Thank you, David, and thank you for the question. All the directors on our board, with the exception of me and Bill Nash, meet the definition of independent as defined by the SEC and the New York Stock Exchange. The Nominating and Governance Committee and the full board regularly assess the size and composition of the board and each of its committees, and based on that assessment and the independence of each board committee member, we have no current plans to reconstitute the Nominating and Governance Committee or appoint a new chair of the Compensation and Personnel Committee. David, have you received any additional comments or questions?
Thank you, Tom. We have another question. The company has in place a director resignation bylaw that provides the board post-election discretion to determine whether to accept or reject the resignation of an incumbent director who fails to be reelected. Does the bylaw undermine the voting rights of shareholders by allowing the board to have the final say on the unelected director's status?
Thank you, David, and thanks again to our shareholder for the question. I'd like to direct this to our Deputy General Counsel, Mac Stuckey.
Thank you, Tom, and thanks for the question. Section 2.4 of our bylaws is what governs director resignations, and that bylaw does not undermine shareholder voting rights. While any resignation does require the acceptance of the board, the board will ultimately address this determination in the best interest of the shareholders and consistent with its fiduciary obligations, thereby ensuring that the shareholder voice has not been undermined. As a result, that's the response to this question.
Thank you, Mac. David, any further questions for the proposals?
Thank you. There are no further questions.

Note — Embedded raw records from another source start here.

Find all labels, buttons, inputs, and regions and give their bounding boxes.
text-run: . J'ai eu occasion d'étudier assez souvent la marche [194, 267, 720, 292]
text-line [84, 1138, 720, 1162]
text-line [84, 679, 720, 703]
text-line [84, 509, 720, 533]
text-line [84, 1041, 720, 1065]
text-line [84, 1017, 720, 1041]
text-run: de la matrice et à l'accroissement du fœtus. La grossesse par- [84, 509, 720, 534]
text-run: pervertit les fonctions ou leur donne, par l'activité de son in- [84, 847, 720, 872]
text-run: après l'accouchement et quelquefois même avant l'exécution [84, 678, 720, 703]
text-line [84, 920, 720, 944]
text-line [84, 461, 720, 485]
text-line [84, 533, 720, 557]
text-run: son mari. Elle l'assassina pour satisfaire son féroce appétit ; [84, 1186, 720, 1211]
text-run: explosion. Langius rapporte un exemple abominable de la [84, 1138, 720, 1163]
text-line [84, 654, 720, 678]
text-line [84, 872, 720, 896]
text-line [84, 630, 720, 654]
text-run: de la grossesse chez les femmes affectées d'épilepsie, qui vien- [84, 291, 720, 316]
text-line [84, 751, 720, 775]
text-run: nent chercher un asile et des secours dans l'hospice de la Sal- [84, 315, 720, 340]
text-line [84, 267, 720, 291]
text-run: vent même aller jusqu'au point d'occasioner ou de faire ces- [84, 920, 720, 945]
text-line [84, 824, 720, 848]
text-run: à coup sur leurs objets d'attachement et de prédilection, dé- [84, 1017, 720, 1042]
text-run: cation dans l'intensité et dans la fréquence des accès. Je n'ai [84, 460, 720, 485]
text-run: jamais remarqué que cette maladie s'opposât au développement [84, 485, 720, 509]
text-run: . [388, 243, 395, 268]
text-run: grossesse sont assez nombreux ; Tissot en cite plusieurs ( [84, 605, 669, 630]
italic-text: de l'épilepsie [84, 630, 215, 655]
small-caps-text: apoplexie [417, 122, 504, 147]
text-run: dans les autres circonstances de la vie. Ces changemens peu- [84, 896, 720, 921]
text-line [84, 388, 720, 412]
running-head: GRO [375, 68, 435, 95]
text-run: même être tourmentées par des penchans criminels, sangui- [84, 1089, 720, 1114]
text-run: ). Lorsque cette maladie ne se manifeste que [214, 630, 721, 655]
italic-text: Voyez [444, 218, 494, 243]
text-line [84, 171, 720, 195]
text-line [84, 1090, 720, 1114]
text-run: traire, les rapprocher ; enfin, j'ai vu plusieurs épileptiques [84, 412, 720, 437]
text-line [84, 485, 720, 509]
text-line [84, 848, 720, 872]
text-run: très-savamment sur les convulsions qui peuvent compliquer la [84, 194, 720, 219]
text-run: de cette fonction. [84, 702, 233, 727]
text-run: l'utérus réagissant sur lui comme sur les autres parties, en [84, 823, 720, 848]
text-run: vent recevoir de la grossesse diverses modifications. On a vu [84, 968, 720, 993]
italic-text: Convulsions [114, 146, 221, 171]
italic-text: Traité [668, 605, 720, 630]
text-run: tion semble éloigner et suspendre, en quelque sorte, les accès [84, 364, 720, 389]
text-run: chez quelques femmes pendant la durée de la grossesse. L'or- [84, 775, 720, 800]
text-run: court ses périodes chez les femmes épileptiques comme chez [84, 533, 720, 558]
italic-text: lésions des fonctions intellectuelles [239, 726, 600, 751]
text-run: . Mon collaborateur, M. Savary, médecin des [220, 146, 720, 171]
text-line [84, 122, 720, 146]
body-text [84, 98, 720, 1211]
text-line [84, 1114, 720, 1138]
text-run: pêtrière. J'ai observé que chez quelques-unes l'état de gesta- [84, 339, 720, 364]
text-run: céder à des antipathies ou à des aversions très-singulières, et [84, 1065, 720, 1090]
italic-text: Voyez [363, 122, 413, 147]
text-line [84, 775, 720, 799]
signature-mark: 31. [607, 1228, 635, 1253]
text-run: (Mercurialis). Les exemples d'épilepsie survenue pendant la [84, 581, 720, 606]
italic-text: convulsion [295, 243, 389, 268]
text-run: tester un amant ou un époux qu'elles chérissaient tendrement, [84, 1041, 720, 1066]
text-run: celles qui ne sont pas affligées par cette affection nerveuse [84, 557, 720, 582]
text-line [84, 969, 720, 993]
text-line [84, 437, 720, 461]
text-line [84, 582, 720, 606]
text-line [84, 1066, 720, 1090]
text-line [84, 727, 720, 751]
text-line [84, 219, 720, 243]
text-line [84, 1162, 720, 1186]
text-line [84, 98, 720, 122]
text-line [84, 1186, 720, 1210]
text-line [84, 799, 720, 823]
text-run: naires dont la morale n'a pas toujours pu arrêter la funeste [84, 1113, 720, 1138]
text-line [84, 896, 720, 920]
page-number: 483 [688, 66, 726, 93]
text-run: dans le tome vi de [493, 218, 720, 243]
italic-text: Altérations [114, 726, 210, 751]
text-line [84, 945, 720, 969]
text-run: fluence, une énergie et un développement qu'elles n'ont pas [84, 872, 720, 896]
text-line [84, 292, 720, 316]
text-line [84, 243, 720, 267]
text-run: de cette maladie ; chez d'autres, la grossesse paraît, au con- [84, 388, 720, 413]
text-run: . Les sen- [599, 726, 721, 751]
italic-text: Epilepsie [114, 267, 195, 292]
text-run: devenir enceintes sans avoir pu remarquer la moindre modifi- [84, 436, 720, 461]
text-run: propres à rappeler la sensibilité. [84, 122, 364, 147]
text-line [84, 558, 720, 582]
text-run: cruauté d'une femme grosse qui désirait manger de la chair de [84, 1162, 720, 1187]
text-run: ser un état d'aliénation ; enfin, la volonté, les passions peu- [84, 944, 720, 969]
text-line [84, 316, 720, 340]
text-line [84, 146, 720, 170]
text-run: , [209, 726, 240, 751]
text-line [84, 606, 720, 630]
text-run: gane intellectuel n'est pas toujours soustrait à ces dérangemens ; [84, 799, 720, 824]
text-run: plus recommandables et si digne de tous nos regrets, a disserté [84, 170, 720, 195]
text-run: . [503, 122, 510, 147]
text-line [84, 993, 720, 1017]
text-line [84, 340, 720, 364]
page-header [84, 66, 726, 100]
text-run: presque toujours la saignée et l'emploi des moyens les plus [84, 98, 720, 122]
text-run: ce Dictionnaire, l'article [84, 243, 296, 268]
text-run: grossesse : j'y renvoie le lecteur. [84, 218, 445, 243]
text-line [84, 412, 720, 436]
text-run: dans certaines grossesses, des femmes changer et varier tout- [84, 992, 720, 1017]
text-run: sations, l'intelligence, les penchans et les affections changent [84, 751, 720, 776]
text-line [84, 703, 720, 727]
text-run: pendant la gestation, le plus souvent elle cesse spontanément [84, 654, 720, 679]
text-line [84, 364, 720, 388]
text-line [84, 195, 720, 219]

The polls are now closed. Would the secretary please summarize the preliminary voting results and the applicable proposals?
Mr. Chair, we've been informed by the Inspector of Election that the preliminary results indicate that each nominee for the board of directors has been duly elected, the ratification of the appointment of KPMG has been approved, and the non-binding advisory vote on executive compensation has also been approved. We will report the final vote results in a Form 8-K to be filed within 4 business days.
Thank you, Mac. The annual meeting is now adjourned. At this time, we will address shareholder questions that you have entered on the web portal, and I'll ask David Lowenstein to read any questions that have been submitted.
Thank you, Tom. Yes, the shareholder that asked a prior question on director independence also asked additional questions related to board gender diversity, audit firm rotation, and our stock ownership guidelines. Although this shareholder did not follow our one-question-per-shareholder limit noted in the meeting rules, we appreciate their engagement.
Thank you, David. Of note on each of these additional topics, we specifically address them in either our 2024 proxy statement or our recently published 2024 Responsibility Peport, where we communicate our progress and updates regarding our initiatives and programs for our people, communities, and the environment. Copies of our proxy statement and Responsibility Report can be found on our IR webpage. David, any further questions from shareholders?
Thank you, Tom. There are no further questions.
Thank you, everyone, for attending. That concludes our meeting today.